On the losses side, therapists like Yalom (2001) argue that there is a danger that counsellors will treat someone as a diagnosis rather than as a human being. They may look for features that fit with their understanding of depression and ignore what is unique for that person. Also, the stigma around mental illness may prevent them from connecting with someone with an unfamiliar, or frightening, diagnosis, or one that it has been suggested by research may be difficult to work.

You might want to look back to this example and consider how counsellors from different approaches might work with Mario’s ambivalence.

Perhaps it is particularly important to reflect on the common everyday perception, explicit in Mario’s account here, that having a diagnosable ‘mental disorder’ means that a person is not ‘to blame’ for their difficult feelings and associated behaviours, whilst not being diagnosable is assumed to mean that they are somehow responsible for them. A particular (but problematic) gain of a diagnosis for many people is the sense that it is, therefore, not ‘their fault’. We might question whether it is ever useful to regard someone as ‘to blame’ for feeling anxious or sad, but also consider the implications of believing that someone with a diagnosis has no control over or responsibility for their emotions and/or reaction to the situation.

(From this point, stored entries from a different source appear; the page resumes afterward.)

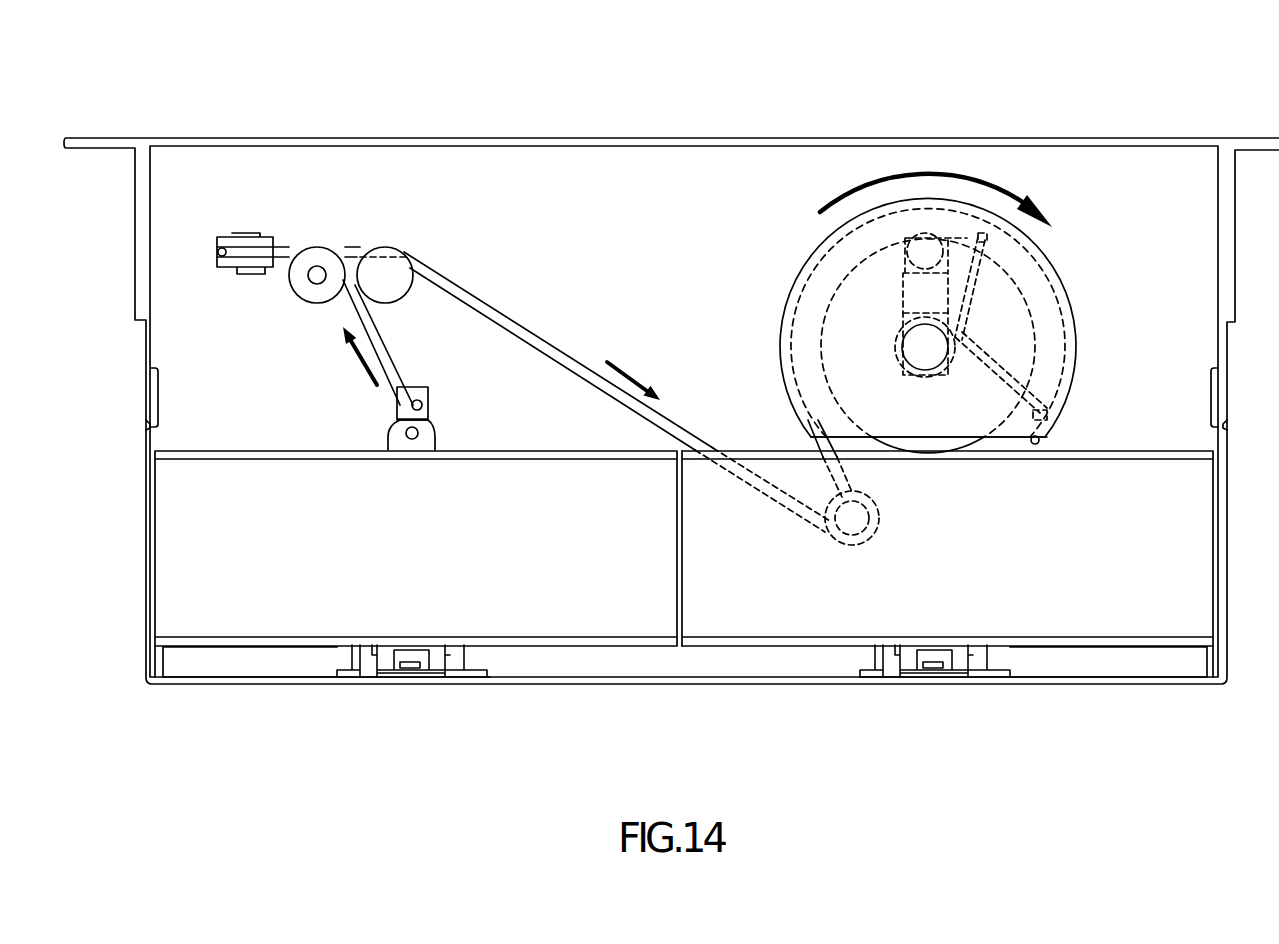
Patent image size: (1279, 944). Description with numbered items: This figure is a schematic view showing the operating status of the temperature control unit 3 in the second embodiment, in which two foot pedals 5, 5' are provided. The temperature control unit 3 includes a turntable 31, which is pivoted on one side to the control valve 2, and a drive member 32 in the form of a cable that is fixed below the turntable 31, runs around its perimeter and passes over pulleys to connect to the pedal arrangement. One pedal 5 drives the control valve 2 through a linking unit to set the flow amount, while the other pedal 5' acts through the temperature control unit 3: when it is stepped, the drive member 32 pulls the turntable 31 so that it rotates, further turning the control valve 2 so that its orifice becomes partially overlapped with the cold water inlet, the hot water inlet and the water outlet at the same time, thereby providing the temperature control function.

The control valve 2 is at (908, 292).
The temperature control unit 3 is at (933, 242).
The turntable 31 is at (878, 210).
The drive member 32 is at (578, 368).
The pedal 5 is at (947, 564).
The pedal 5' is at (418, 564).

Some have distinguished between primary and secondary gains of embracing a diagnostic label, and patient role, for the client. ‘Primary gains’ are the ways in which a preoccupation with one’s symptoms (say being fearful of leaving one’s house) may avoid addressing background difficulties from the remembered past, lived present or feared future. ‘Secondary gains’ would include, for example, agoraphobia being a way of manipulating an errant spouse into being more attentive at home.

Thus, although anxiety and depression are forms of distress, they are not merely distress, as they also generate psychological benefits: they have an ‘upside’, even if that is not necessarily consciously recognised by the client. It is worth noting here that our understanding (and the client’s) of aspects of primary and secondary gains from symptoms are the basis of formulation rather than diagnosis. This distinction will be returned to below.